La joie des saints
L’ESPRIT DU CHRIST ayant comme dépossédé les saints de leurs mouvements intérieurs et les tenant à son gré sous son empire il n’est pas étonnant que la joie transparaisse sur leur visage. C’est une joie qui vient d’infiniment au-delà du monde, car elle procède de l’amour surnaturel répandu dans nos cœurs par le Saint-Esprit qui nous a été donné. (Rom. V, 5.) Pas plus qu’il n’est au pouvoir du monde de communiquer cette joie, il ne lui appartient de l’enlever ; tout au plus est-il capable, dans une mesure restreinte, d’interposer son écran ténébreux. Mais comment le monde pourrait-il abolir cette joie puisqu’il n’a point de prise directe sur le recès de l’âme surnaturalisée par la grâce, où Dieu demeure, où se conclut l’acte libre ? Dieu seul et notre liberté ont accès à cette profondeur intime ; Dieu pour nous prévenir de ses bienfaits, notre liberté pour les recevoir et se livrer à lui, ou bien, hélas, pour se dérober à ses prévenances et pour l’offenser. (Qu’il plaise à Dieu de nous prévenir tellement de son amour, de tellement nous combler, que nous n’ayons plus aucun goût pour ce qui nous écarterait de lui.)
Le point de jaillissement de la joie des saints est au-delà de tous les motifs visibles, même les plus nobles, comme sont par exemple une victoire éclatante sur les ennemis du nom chrétien, l’approbation officielle d’une entreprise apostolique, la reconnaissance dans les lois et les mœurs des droits et de la liberté de l’Église. Certes de tels succès réjouissent le cœur des saints. Mais la source dernière de leur joie est plus secrète : c’est la remise totale de leur être au bon plaisir de Dieu, le repos habituel en Dieu au-delà de tout le créé.
On saisit quelque chose de l’origine et des caractères de cette joie si on observe qu’elle fleurit encore lorsque les derniers espoirs terrestres ont été brisés, les dernières consolations d’ici-bas arrachées. La joie des saints est à l’image de celle du Seigneur Jésus qui persistait d’une mystérieuse manière alors qu’il était cloué sur la croix et lançait vers le Père le cri déchirant : Eli, Eli, lamma sabacthani. Même en cette heure terrible le Seigneur Jésus recevait la joie de la vision du Père dans la zone la plus profonde de son âme (1), alors que l’autre zone était livrée aux ténèbres et à la détresse pour réparer nos péchés, – car il est l’agneau de Dieu qui porte sur lui le poids des péchés du monde. C’est en méditant sur la joie mystérieuse et cachée, mais réelle, de Jésus crucifié que nous pouvons avoir quelque idée de la joie des saints, entrevoir comment elle est compatible avec les pires souffrances et comment elle y résiste dans une paix souveraine. – La petite Thérèse a exprimé le désir de vivre par amour au temps de l’Anté-Christ.
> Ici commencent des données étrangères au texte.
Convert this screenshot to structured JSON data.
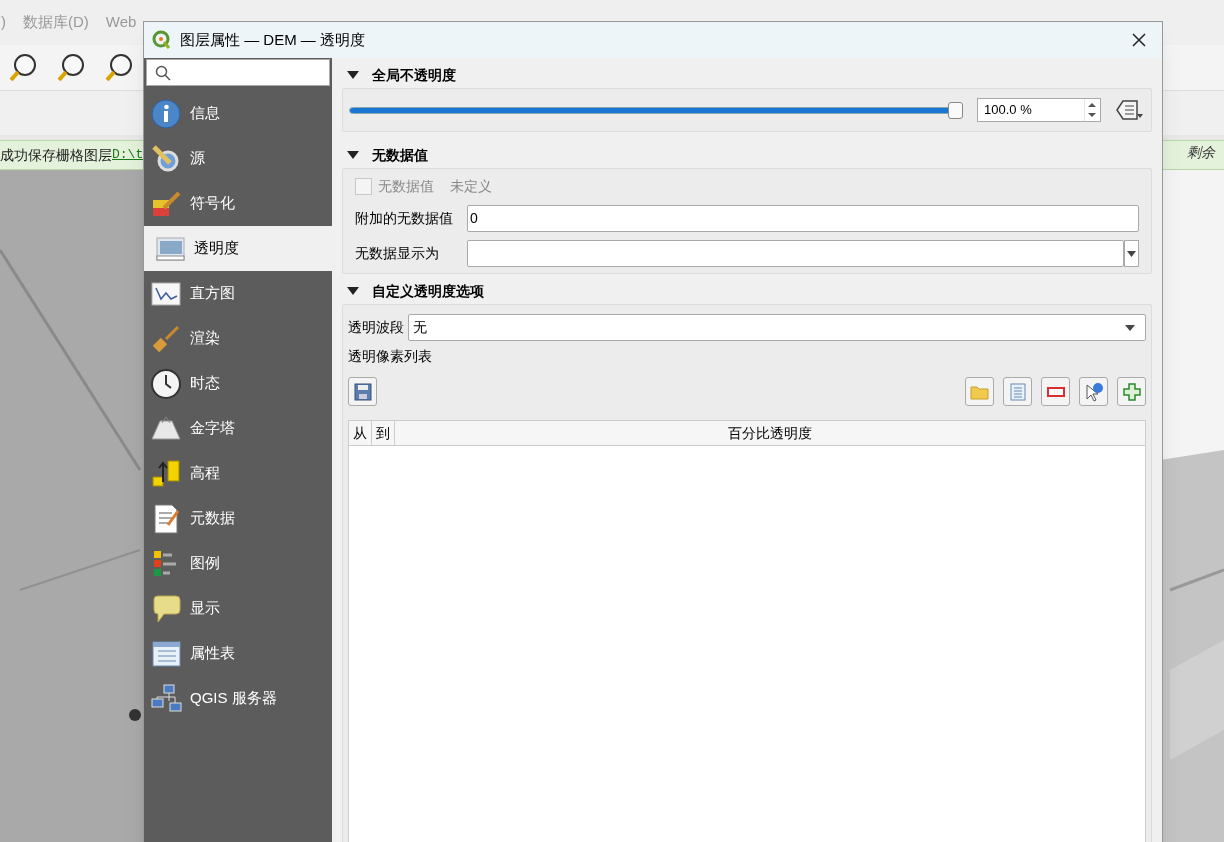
{
  "main_window": {
    "menu": [
      ")",
      "数据库(D)",
      "Web"
    ],
    "message_bar": {
      "text": "成功保存栅格图层",
      "link": "D:\\t",
      "remaining": "剩余"
    }
  },
  "dialog": {
    "title": "图层属性 — DEM — 透明度",
    "sidebar": [
      {
        "label": "信息",
        "selected": false
      },
      {
        "label": "源",
        "selected": false
      },
      {
        "label": "符号化",
        "selected": false
      },
      {
        "label": "透明度",
        "selected": true
      },
      {
        "label": "直方图",
        "selected": false
      },
      {
        "label": "渲染",
        "selected": false
      },
      {
        "label": "时态",
        "selected": false
      },
      {
        "label": "金字塔",
        "selected": false
      },
      {
        "label": "高程",
        "selected": false
      },
      {
        "label": "元数据",
        "selected": false
      },
      {
        "label": "图例",
        "selected": false
      },
      {
        "label": "显示",
        "selected": false
      },
      {
        "label": "属性表",
        "selected": false
      },
      {
        "label": "QGIS 服务器",
        "selected": false
      }
    ],
    "global_opacity": {
      "title": "全局不透明度",
      "expanded": true,
      "slider": {
        "level": 1.0
      },
      "value": "100.0 %"
    },
    "no_data": {
      "title": "无数据值",
      "expanded": true,
      "checkbox": {
        "label": "无数据值",
        "checked": false,
        "disabled": true
      },
      "status": "未定义",
      "additional": {
        "label": "附加的无数据值",
        "value": "0"
      },
      "display_as": {
        "label": "无数据显示为"
      }
    },
    "custom": {
      "title": "自定义透明度选项",
      "expanded": true,
      "band": {
        "label": "透明波段",
        "value": "无"
      },
      "list_label": "透明像素列表",
      "table": {
        "columns": [
          "从",
          "到",
          "百分比透明度"
        ]
      }
    }
  }
}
Elle était assez éclairée de Dieu pour savoir ce qu’elle désirait. Ce qui n’est pas arrivé pour l’humble Carmélite arrivera pour les chrétiens de la fin de l’histoire.
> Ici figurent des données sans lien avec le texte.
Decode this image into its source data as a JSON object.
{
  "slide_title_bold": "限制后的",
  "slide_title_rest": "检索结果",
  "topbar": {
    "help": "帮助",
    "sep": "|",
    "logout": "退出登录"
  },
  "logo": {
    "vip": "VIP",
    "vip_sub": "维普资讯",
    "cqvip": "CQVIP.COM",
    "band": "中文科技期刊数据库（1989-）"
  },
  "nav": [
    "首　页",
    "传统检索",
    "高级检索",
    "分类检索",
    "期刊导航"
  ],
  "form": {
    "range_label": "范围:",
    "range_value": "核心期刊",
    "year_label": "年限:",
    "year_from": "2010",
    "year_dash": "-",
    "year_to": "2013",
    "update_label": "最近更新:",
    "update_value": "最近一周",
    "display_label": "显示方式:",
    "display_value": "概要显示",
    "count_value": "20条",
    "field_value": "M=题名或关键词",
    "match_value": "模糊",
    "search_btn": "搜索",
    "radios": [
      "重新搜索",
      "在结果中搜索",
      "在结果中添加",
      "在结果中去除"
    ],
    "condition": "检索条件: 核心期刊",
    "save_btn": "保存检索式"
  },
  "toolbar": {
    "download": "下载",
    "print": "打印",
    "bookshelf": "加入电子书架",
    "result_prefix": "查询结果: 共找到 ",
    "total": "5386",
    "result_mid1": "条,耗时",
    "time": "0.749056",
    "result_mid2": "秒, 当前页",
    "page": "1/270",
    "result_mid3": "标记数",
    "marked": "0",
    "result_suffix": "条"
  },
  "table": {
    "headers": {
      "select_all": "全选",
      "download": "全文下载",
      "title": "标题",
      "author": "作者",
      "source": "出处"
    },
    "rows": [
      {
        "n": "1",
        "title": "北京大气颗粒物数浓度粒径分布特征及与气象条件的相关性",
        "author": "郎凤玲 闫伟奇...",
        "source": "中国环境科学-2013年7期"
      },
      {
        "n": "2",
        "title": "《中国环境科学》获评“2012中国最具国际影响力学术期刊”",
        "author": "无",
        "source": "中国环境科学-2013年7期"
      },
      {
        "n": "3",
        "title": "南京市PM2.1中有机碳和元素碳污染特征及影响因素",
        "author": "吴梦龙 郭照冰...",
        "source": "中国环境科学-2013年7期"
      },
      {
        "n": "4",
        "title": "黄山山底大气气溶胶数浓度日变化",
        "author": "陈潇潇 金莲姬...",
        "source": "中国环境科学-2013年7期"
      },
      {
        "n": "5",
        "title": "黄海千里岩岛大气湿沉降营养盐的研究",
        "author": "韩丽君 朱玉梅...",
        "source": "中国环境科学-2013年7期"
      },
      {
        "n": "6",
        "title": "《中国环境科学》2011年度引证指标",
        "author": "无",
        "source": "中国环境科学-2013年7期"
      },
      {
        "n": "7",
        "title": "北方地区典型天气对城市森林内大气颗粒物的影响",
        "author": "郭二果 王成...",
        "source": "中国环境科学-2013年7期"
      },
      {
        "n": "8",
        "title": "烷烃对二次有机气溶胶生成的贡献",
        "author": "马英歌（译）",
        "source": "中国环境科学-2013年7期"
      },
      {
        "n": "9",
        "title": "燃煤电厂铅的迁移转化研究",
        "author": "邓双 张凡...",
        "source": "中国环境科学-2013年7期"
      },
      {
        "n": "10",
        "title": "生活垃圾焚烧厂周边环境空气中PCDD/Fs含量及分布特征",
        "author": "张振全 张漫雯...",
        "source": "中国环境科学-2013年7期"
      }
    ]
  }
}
Que la sainte qui s’offrit en victime d’holocauste à l’amour miséricordieux, se souvienne de ses frères et sueurs quand viendront les jours de l’Antéchrist ou les jours des précurseurs de l’Antéchrist. Qu’elle leur obtienne d’être livrés à la charité divine à tel point que la paix et la joie ne se retirent pas de leur cœur. Au contraire qu’ils aiment suffisamment le Seigneur pour lui rendre témoignage dans la nuit et à l’heure de la puissance des ténèbres. Un témoignage de cette nature est le signe que la charité a pris bien davantage possession de l’âme, et la joie est le fruit, mystérieusement savoureux, de cet amour qui a grandi. – Que sait-il de la joie divine celui qui n’est point saisi par la charité ? Et que sait-il de la charité celui qui s’est dérobé à rendre témoignage dans la nuit ?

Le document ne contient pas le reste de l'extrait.